The bill, which will be the subject of congressional hearings before the Energy and Commerce committee tomorrow (Wednesday, April 22nd) in Washington, erects a burden of proof for sick workers with recognized WTC illnesses that is nearly impossible to satisfy. The bill, on the other hand, provides for assistance for carpal tunnel syndrome, a repetitive stress injury more associated with typing than rescue work while failing to include assistance for cancers, loss of organs, blood disorders and skin diseases resulting from exposure to workers at the WTC site. Additionally, the bill will cover “issues such as marital and parental problems which are secondary to another identified WTC health condition” but makes no mention of any form of cancer at all.
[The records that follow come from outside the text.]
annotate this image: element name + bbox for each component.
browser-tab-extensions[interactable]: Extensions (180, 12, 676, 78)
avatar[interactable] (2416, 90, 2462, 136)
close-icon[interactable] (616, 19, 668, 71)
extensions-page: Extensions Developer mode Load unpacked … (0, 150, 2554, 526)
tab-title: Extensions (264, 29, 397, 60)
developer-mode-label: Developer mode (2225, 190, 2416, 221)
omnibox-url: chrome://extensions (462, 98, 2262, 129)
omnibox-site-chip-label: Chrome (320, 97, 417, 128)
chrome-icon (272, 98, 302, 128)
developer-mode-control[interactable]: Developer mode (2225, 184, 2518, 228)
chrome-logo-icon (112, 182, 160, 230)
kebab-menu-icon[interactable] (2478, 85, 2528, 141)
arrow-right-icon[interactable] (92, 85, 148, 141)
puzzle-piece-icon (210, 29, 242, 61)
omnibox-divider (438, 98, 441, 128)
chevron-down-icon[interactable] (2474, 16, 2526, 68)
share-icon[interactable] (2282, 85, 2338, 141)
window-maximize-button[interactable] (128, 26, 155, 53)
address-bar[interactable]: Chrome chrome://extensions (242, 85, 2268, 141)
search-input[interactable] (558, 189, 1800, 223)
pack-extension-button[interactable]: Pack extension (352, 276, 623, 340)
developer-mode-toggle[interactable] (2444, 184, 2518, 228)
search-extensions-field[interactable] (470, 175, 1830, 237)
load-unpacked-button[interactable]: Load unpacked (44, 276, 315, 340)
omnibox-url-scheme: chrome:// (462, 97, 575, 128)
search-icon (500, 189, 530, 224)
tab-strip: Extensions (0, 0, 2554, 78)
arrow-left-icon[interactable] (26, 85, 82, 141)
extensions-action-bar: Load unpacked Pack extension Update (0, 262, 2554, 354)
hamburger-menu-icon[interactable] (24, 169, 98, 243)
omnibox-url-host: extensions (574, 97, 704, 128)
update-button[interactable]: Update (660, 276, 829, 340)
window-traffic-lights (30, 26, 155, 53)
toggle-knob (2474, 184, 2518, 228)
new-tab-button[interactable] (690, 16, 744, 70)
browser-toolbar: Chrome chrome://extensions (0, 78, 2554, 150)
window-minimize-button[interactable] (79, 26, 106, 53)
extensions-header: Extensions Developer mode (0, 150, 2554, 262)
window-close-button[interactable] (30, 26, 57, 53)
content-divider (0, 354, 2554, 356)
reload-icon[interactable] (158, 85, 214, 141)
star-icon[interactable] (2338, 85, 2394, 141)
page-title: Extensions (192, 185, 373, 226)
PBA president Patrick J. Lynch, who has been at the forefront of efforts to ensure that government honors its obligation to those workers made sick by exposures at the WTC said:
“It is entirely likely that healthy members of the NYPD who became ill and have since died of cancers and blood disorders contracted from working at the WTC site would have been excluded from coverage under this federal bill. It appears that this bill has been devised to funnel funds to medical issues having a remote relationship to the WTC while literally ignoring those who put their lives on the line by physically working at the various WTC locations during the response, clean up and recovery. This bill as presently written is an effort to evade responsibility for the most serious medical consequences of 9/11 and is an insult to all WTC responders.”